Le lendemain matin, on sonnerait chez la femme. Elle refuserait d'ouvrir au lascar en blouson de cuir qu'elle apercevrait par l'œilleton. Il défoncerait la porte. Il lui dirait je suis le fils de votre employée de maison, et il l'éventrerait. Il parviendrait à prendre la fuite sans être aperçu. Elle aurait pour héritière une amie qui n'aimerait pas les tacots. Sous sa forme de petit chien artificiel, le coiffeur sur la plage arrière serait broyé dans un cimetière de voitures.

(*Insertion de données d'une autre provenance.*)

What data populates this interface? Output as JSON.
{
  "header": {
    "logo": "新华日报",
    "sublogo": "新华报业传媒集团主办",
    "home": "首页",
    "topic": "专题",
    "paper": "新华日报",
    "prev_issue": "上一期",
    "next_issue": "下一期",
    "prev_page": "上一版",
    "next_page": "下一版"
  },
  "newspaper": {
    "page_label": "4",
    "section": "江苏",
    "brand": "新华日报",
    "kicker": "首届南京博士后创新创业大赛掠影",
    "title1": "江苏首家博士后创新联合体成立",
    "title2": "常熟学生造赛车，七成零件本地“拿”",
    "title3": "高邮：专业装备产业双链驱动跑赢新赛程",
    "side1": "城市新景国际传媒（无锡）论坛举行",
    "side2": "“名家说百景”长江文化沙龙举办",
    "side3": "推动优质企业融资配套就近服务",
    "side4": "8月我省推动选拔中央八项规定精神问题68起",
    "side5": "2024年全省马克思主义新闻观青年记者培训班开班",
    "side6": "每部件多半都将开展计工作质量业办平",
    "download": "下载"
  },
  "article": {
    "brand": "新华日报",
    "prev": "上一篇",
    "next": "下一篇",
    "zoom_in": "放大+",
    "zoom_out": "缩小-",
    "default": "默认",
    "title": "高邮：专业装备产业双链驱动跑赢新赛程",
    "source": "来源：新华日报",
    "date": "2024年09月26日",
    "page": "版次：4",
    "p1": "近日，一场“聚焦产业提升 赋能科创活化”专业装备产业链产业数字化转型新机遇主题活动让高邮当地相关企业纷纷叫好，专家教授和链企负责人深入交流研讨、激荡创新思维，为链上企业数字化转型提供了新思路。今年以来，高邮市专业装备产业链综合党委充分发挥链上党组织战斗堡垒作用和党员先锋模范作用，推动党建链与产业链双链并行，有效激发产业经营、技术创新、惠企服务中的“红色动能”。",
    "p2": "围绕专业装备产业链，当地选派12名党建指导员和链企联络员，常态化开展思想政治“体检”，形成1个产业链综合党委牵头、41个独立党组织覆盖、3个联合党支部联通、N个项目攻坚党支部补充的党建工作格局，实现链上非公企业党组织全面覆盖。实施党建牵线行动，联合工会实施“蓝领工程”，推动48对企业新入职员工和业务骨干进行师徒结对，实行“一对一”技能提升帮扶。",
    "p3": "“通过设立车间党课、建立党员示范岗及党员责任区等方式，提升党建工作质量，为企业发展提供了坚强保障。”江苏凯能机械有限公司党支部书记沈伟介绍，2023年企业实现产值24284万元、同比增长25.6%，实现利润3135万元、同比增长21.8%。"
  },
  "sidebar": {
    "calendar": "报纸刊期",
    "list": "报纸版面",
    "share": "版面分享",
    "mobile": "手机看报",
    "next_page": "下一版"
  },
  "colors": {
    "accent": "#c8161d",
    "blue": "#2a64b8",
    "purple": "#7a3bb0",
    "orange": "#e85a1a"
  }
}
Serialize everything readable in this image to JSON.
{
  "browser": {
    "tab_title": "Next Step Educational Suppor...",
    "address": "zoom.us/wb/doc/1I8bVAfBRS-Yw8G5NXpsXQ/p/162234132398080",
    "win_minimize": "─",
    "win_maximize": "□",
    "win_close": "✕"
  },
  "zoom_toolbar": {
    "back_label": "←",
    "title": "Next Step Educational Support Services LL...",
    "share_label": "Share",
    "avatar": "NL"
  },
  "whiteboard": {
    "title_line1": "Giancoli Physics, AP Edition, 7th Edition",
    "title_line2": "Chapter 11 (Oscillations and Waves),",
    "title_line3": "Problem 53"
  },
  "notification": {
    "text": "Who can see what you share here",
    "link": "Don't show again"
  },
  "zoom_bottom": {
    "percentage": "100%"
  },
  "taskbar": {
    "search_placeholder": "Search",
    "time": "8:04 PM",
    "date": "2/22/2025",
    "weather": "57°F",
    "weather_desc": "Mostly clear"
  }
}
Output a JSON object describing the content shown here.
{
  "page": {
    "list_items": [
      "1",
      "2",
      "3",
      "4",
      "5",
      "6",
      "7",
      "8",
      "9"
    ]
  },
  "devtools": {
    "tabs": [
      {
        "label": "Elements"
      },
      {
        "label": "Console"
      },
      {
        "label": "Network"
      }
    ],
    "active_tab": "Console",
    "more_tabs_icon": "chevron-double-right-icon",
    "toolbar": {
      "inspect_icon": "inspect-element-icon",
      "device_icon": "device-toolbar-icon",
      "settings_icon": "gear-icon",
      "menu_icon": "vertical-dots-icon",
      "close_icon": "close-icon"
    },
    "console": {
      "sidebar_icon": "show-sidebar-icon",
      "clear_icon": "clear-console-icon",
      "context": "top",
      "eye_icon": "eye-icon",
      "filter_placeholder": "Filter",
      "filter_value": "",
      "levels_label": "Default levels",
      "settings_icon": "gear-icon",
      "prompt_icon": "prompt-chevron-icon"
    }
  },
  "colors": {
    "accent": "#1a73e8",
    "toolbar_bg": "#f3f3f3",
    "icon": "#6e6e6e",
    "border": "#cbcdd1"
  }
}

Elle restait assise, le regard tendu vers le plafond laqué. La solitude l'abîmait, elle regrettait de ne pas être incarcérée afin de pouvoir échanger des paroles à la promenade avec tout un aréopage d'êtres humains. Les gardiennes s'intéresseraient à son cas, la questionnant à chaque fouille sur les raisons qui l'avaient poussée à commettre un délit. Elle serait malheureuse d'être placée à l'isolement une semaine durant à la suite d'une fuite d'eau à l'étage où elle résiderait d'ordinaire. Elle ferait une tentative de suicide avec un morceau de lime dissimulé dans le mur. Elle serait soignée sans la moindre anesthésie et condamnée à trois années supplémentaires pour cette incartade. Dorénavant on la tiendrait à l'écart des autres détenues, ne la promenant qu'un jour sur deux dans une petire cour sombre où elle ne croiserait jamais personne.